Kolay bir süreç değildi. Her ligde şampiyonluğa ulaşmak çok zor. Her yerde bu böyle. Ama biz bu sonuca ulaşmak için doğru olanları yaptık. Futbolda başarılı olmak için tutkuya ihtiyacınız var ama bu her zaman yeterli değil. Her hafta sonu iyi sonuç almalısınız ve bu süreçte kimse arkadaşınız değil. Bazen en iyi teknik direktörü ve oyuncuları seçmek için zamana ihtiyacınız oluyor. Sabırlı olmanız ve sonuçlar iyi olmadığında bile sabırlı olmanız gerekiyor. En iyisi için beklemeli ve onun için çalışmalısınız. Ama yine de şampiyon olmak kolay değil. Evet şampiyon olmak için en iyi oyunculara ve en iyi teknik direktöre sahip olmanız gerekiyor. Kulüple de iyi bir iletişime sahip olmanız gerek.  

Yaşanan şampiyonluğun ardından Beşiktaş ile olan sözleşmenizin bitmesine 1 sene kalmıştı. Ancak buna rağmen takımdan ayrılmıştınız. Bunun sebebi neydi?

Hayır, bu doğru değil. Takımdan ayrıldığım gün benim sözleşmem bitmişti. Beşiktaş ile 3 yıllık bir sözleşmem vardı. Bir yılım daha yoktu. Bu haber doğru değil. Sözleşmem bittiğinde kulüp bir değişim istedi ve yollarımız ayrıldı. Beşiktaş’ta geçirdiğim günler benim için çok özeldi. Onlara sadece teşekkür edebilirim ancak bir yıllık sözleşmem daha yoktu. 

Fabri’nin Beşiktaş’a olan transferinde büyük rol oynamıştınız. Fulham’da göreve başladığınız zamanda İspanyol kaleciyi hemen takıma transfer ettirdiniz. Fakat ikiniz içinde İngiltere macerası oldukça kısa sürdü. Bunun sebepleri neydi?

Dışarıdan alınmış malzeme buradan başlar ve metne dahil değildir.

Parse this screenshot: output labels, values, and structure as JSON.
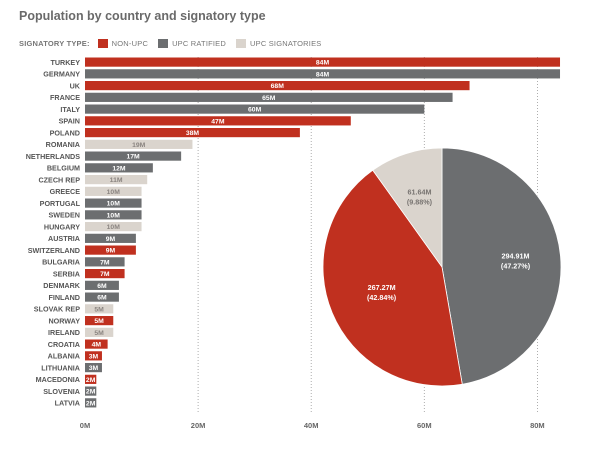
{
  "chart_data": [
    {
      "type": "bar",
      "orientation": "horizontal",
      "title": "Population by country and signatory type",
      "legend_title": "SIGNATORY TYPE:",
      "legend": [
        {
          "key": "nonupc",
          "label": "NON-UPC",
          "color": "#c0301f"
        },
        {
          "key": "ratified",
          "label": "UPC RATIFIED",
          "color": "#6c6e70"
        },
        {
          "key": "signatories",
          "label": "UPC SIGNATORIES",
          "color": "#dad4cd"
        }
      ],
      "legend_position": "top-left",
      "xlim": [
        0,
        85
      ],
      "x_ticks": [
        0,
        20,
        40,
        60,
        80
      ],
      "x_tick_labels": [
        "0M",
        "20M",
        "40M",
        "60M",
        "80M"
      ],
      "grid": "vertical dotted lines at tick positions",
      "bars": [
        {
          "country": "TURKEY",
          "value": 84,
          "label": "84M",
          "type": "nonupc"
        },
        {
          "country": "GERMANY",
          "value": 84,
          "label": "84M",
          "type": "ratified"
        },
        {
          "country": "UK",
          "value": 68,
          "label": "68M",
          "type": "nonupc"
        },
        {
          "country": "FRANCE",
          "value": 65,
          "label": "65M",
          "type": "ratified"
        },
        {
          "country": "ITALY",
          "value": 60,
          "label": "60M",
          "type": "ratified"
        },
        {
          "country": "SPAIN",
          "value": 47,
          "label": "47M",
          "type": "nonupc"
        },
        {
          "country": "POLAND",
          "value": 38,
          "label": "38M",
          "type": "nonupc"
        },
        {
          "country": "ROMANIA",
          "value": 19,
          "label": "19M",
          "type": "signatories"
        },
        {
          "country": "NETHERLANDS",
          "value": 17,
          "label": "17M",
          "type": "ratified"
        },
        {
          "country": "BELGIUM",
          "value": 12,
          "label": "12M",
          "type": "ratified"
        },
        {
          "country": "CZECH REP",
          "value": 11,
          "label": "11M",
          "type": "signatories"
        },
        {
          "country": "GREECE",
          "value": 10,
          "label": "10M",
          "type": "signatories"
        },
        {
          "country": "PORTUGAL",
          "value": 10,
          "label": "10M",
          "type": "ratified"
        },
        {
          "country": "SWEDEN",
          "value": 10,
          "label": "10M",
          "type": "ratified"
        },
        {
          "country": "HUNGARY",
          "value": 10,
          "label": "10M",
          "type": "signatories"
        },
        {
          "country": "AUSTRIA",
          "value": 9,
          "label": "9M",
          "type": "ratified"
        },
        {
          "country": "SWITZERLAND",
          "value": 9,
          "label": "9M",
          "type": "nonupc"
        },
        {
          "country": "BULGARIA",
          "value": 7,
          "label": "7M",
          "type": "ratified"
        },
        {
          "country": "SERBIA",
          "value": 7,
          "label": "7M",
          "type": "nonupc"
        },
        {
          "country": "DENMARK",
          "value": 6,
          "label": "6M",
          "type": "ratified"
        },
        {
          "country": "FINLAND",
          "value": 6,
          "label": "6M",
          "type": "ratified"
        },
        {
          "country": "SLOVAK REP",
          "value": 5,
          "label": "5M",
          "type": "signatories"
        },
        {
          "country": "NORWAY",
          "value": 5,
          "label": "5M",
          "type": "nonupc"
        },
        {
          "country": "IRELAND",
          "value": 5,
          "label": "5M",
          "type": "signatories"
        },
        {
          "country": "CROATIA",
          "value": 4,
          "label": "4M",
          "type": "nonupc"
        },
        {
          "country": "ALBANIA",
          "value": 3,
          "label": "3M",
          "type": "nonupc"
        },
        {
          "country": "LITHUANIA",
          "value": 3,
          "label": "3M",
          "type": "ratified"
        },
        {
          "country": "MACEDONIA",
          "value": 2,
          "label": "2M",
          "type": "nonupc"
        },
        {
          "country": "SLOVENIA",
          "value": 2,
          "label": "2M",
          "type": "ratified"
        },
        {
          "country": "LATVIA",
          "value": 2,
          "label": "2M",
          "type": "ratified"
        }
      ]
    },
    {
      "type": "pie",
      "slices": [
        {
          "type": "ratified",
          "value": 294.91,
          "label": "294.91M",
          "percent_label": "(47.27%)",
          "color": "#6c6e70"
        },
        {
          "type": "nonupc",
          "value": 267.27,
          "label": "267.27M",
          "percent_label": "(42.84%)",
          "color": "#c0301f"
        },
        {
          "type": "signatories",
          "value": 61.64,
          "label": "61.64M",
          "percent_label": "(9.88%)",
          "color": "#dad4cd"
        }
      ]
    }
  ]
}
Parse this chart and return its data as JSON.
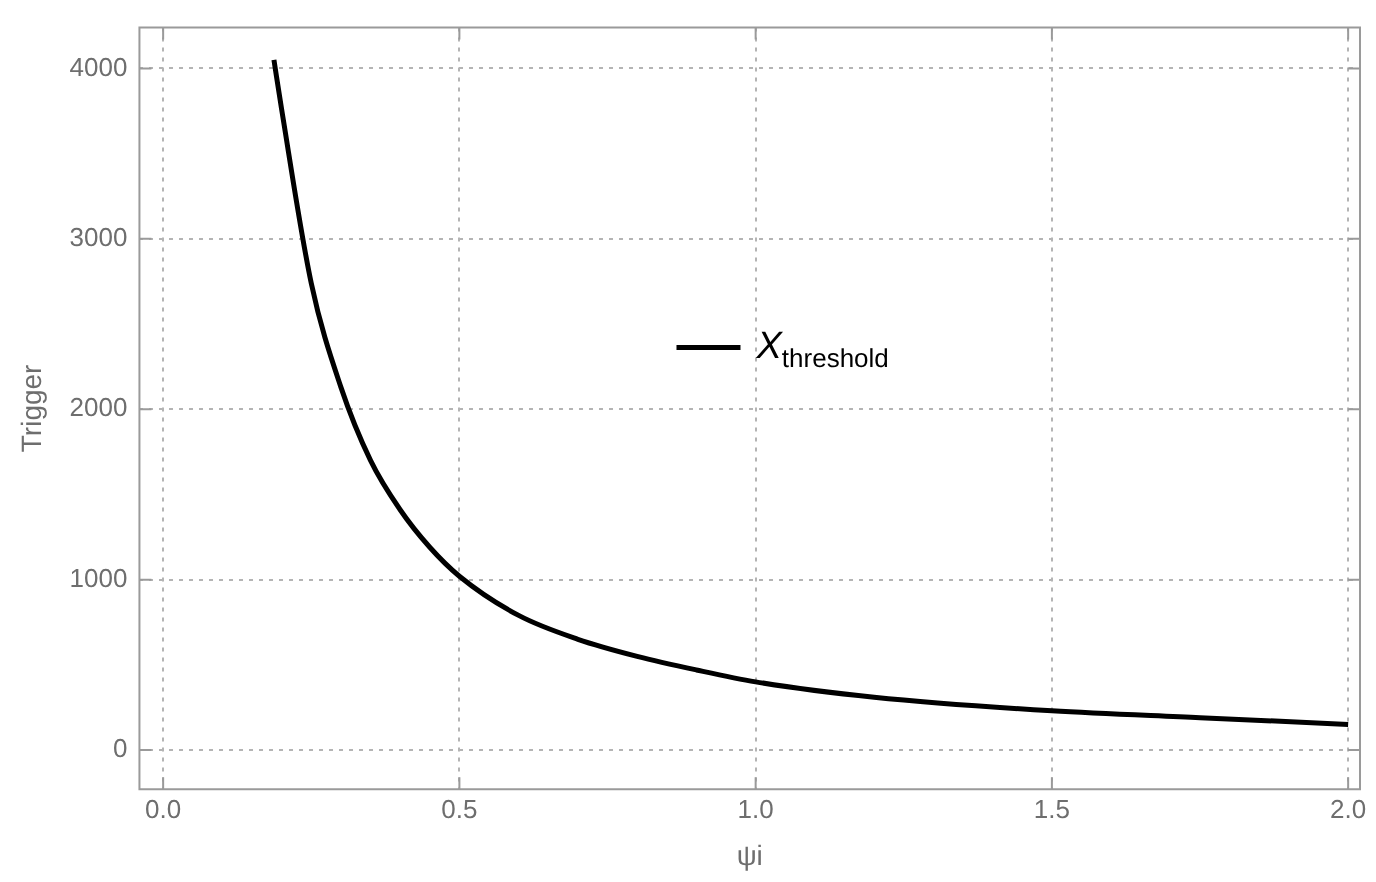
{
  "chart_data": {
    "type": "line",
    "xlabel": "ψi",
    "ylabel": "Trigger",
    "x": [
      0.187,
      0.2,
      0.25,
      0.3,
      0.35,
      0.4,
      0.45,
      0.5,
      0.6,
      0.7,
      0.8,
      0.9,
      1.0,
      1.2,
      1.5,
      1.75,
      2.0
    ],
    "series": [
      {
        "name": "X$_{threshold}$",
        "color": "#000000",
        "values": [
          4050,
          3760,
          2740,
          2130,
          1700,
          1410,
          1190,
          1020,
          790,
          650,
          550,
          470,
          400,
          310,
          230,
          190,
          150
        ]
      }
    ],
    "xlim": [
      -0.04,
      2.02
    ],
    "xticks": [
      {
        "value": 0,
        "label": "0.0"
      },
      {
        "value": 0.5,
        "label": "0.5"
      },
      {
        "value": 1,
        "label": "1.0"
      },
      {
        "value": 1.5,
        "label": "1.5"
      },
      {
        "value": 2,
        "label": "2.0"
      }
    ],
    "ylim": [
      -230,
      4240
    ],
    "yticks": [
      0,
      1000,
      2000,
      3000,
      4000
    ],
    "grid": true,
    "legend": "center",
    "marker": "none",
    "line_style": "solid"
  }
}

Evet, Fabri’nin Beşiktaş’a olan transferinde payım var. Beşiktaş’ta iken kulüp kaleci arıyordu ve neredeyse 20 tane aday vardı. Ben de Fabri’yi önerdim. Ancak o Beşiktaş’a transfer olduğunda ben artık Türkiye’de değildim. Beşiktaş’taki kontratım bittikten bir yıl sonra da Fulham’da göreve başladım. Onlar da kaleci arıyordu. Ben yine Fabri’yi önerdim. Ama Londra’da işler istediğim gibi gitmedi ve ben takımdan ayrıldım. Onunla birlikte Fulham’da sadece iki maça çıkabildik. Ama büyük rol oynamaktan çok fikrimi söyledim, onlar da bana güvendi.

Türk futbolunu hala takip ediyor musunuz? Beğendiğiniz Türk kaleciler var mı?

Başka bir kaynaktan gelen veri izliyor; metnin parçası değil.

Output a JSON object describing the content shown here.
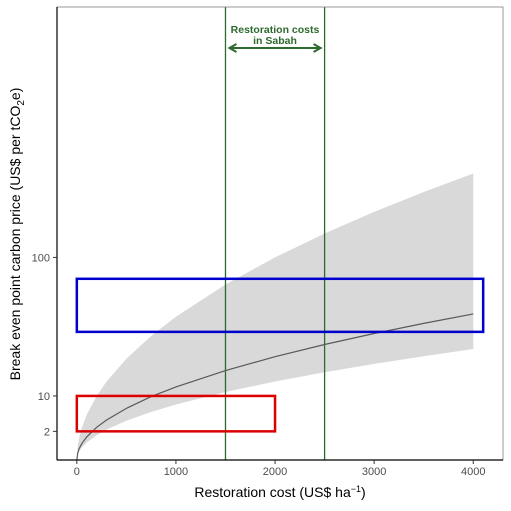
{
  "chart_data": {
    "type": "line",
    "title": "",
    "xlabel": "Restoration cost  (US$ ha",
    "xlabel_sup": "−1",
    "xlabel_close": ")",
    "ylabel": "Break even point carbon price  (US$ per tCO",
    "ylabel_sub": "2",
    "ylabel_end": "e)",
    "xlim": [
      -200,
      4300
    ],
    "x_ticks": [
      0,
      1000,
      2000,
      3000,
      4000
    ],
    "x_tick_labels": [
      "0",
      "1000",
      "2000",
      "3000",
      "4000"
    ],
    "y_scale": "sqrt",
    "ylim": [
      0,
      500
    ],
    "y_ticks": [
      2,
      10,
      100
    ],
    "y_tick_labels": [
      "2",
      "10",
      "100"
    ],
    "grid": false,
    "series": [
      {
        "role": "central-line",
        "color": "#595959",
        "x": [
          0,
          10,
          25,
          50,
          100,
          200,
          300,
          500,
          750,
          1000,
          1500,
          2000,
          2500,
          3000,
          3500,
          4000
        ],
        "y": [
          0,
          0.13,
          0.33,
          0.65,
          1.3,
          2.6,
          3.9,
          6.5,
          9.8,
          13,
          19.5,
          26,
          32.5,
          39,
          45.5,
          52
        ]
      }
    ],
    "confidence_band": {
      "color": "#d9d9d9",
      "x": [
        0,
        10,
        25,
        50,
        100,
        200,
        300,
        500,
        750,
        1000,
        1500,
        2000,
        2500,
        3000,
        3500,
        4000
      ],
      "lower": [
        0,
        0.075,
        0.19,
        0.375,
        0.75,
        1.5,
        2.25,
        3.75,
        5.6,
        7.5,
        11.25,
        15,
        18.75,
        22.5,
        26.25,
        30
      ],
      "upper": [
        0,
        0.5,
        1.25,
        2.5,
        5,
        10,
        15,
        25,
        37.5,
        50,
        75,
        100,
        125,
        150,
        175,
        200
      ]
    },
    "vertical_lines": [
      {
        "x": 1500,
        "color": "#2d6a2d"
      },
      {
        "x": 2500,
        "color": "#2d6a2d"
      }
    ],
    "annotation": {
      "lines": [
        "Restoration costs",
        "in Sabah"
      ],
      "arrow_from": 1500,
      "arrow_to": 2500,
      "color": "#2d6a2d"
    },
    "rectangles": [
      {
        "color": "#0000cc",
        "x0": 0,
        "x1": 4100,
        "y0": 40,
        "y1": 80
      },
      {
        "color": "#dd0000",
        "x0": 0,
        "x1": 2000,
        "y0": 2,
        "y1": 10
      }
    ]
  }
}
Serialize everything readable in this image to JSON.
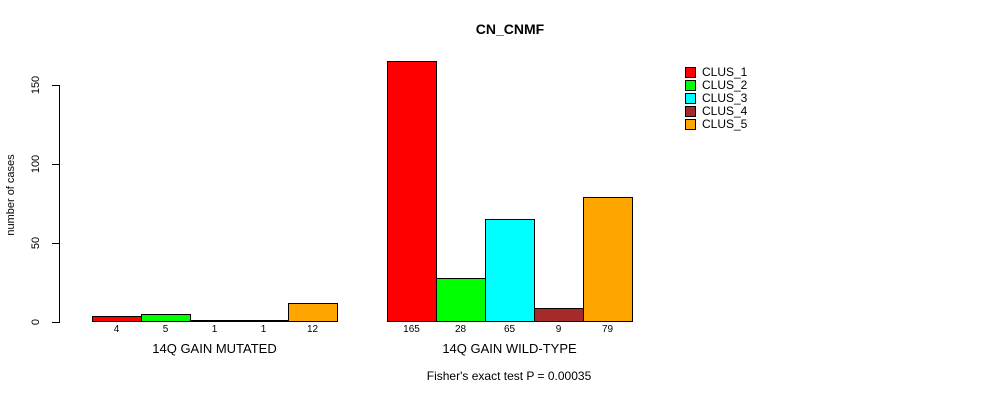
{
  "title": "CN_CNMF",
  "ylabel": "number of cases",
  "footer": "Fisher's exact test P = 0.00035",
  "legend": {
    "items": [
      {
        "label": "CLUS_1",
        "color": "#FF0000"
      },
      {
        "label": "CLUS_2",
        "color": "#00FF00"
      },
      {
        "label": "CLUS_3",
        "color": "#00FFFF"
      },
      {
        "label": "CLUS_4",
        "color": "#A52A2A"
      },
      {
        "label": "CLUS_5",
        "color": "#FFA500"
      }
    ]
  },
  "chart_data": {
    "type": "bar",
    "title": "CN_CNMF",
    "xlabel": "",
    "ylabel": "number of cases",
    "yticks": [
      0,
      50,
      100,
      150
    ],
    "ylim": [
      0,
      165
    ],
    "grid": false,
    "legend_position": "top-right",
    "series_names": [
      "CLUS_1",
      "CLUS_2",
      "CLUS_3",
      "CLUS_4",
      "CLUS_5"
    ],
    "series_colors": [
      "#FF0000",
      "#00FF00",
      "#00FFFF",
      "#A52A2A",
      "#FFA500"
    ],
    "groups": [
      {
        "label": "14Q GAIN MUTATED",
        "values": [
          4,
          5,
          1,
          1,
          12
        ]
      },
      {
        "label": "14Q GAIN WILD-TYPE",
        "values": [
          165,
          28,
          65,
          9,
          79
        ]
      }
    ],
    "annotation": "Fisher's exact test P = 0.00035"
  }
}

Evet, takip ediyorum. Özellikle Beşiktaş’ı yakından takip ediyorum. En son dün oynanan Galatasaray - Adana Demirspor maçını izledim ancak maç tamamlanamadı. Kaleci konusuna gelirsek, bence Türkiye’de çok çok iyi kaleciler var. Benim zamanımda Tolga Zengin ve Volkan Demirel gibi çok iyi kaleciler vardı. Ama şu an ki jenerasyonda da çok iyi kaleciler var. Manchester United’ın kalecisi Altay Bayındır’ı, Trabzonspor’un kalecisi Uğurcan Çakır’ı örnek verebilirim.

Peki favoriniz kim?

Dürüst olmak gerekirse Altay Bayındır. Düzenli olarak 11’de yer almıyor ama gerçekten çok iyi bir kaleci. Fenerbahçe’de iken de çok iyiydi. Onu ve oyun tarzını seviyorum.

Türkiye’ye ve Beşiktaş’a göndermek istediğiniz bir mesaj var mı?

Türkiye’de ve Beşiktaş’ta geçirdiğim zaman harikaydı. İnanılmaz bir tecrübeydi. İnsanlar bana karşı çok iyiydi. Sadece her şey için teşekkür edebilirim. Birçok yerde çalıştım. İngiltere’de, Fransa’da, İspanya’da çalıştım. Ama benim için en iyi yer her zaman Türkiye idi. Gerçekten çok ama çok mutluydum.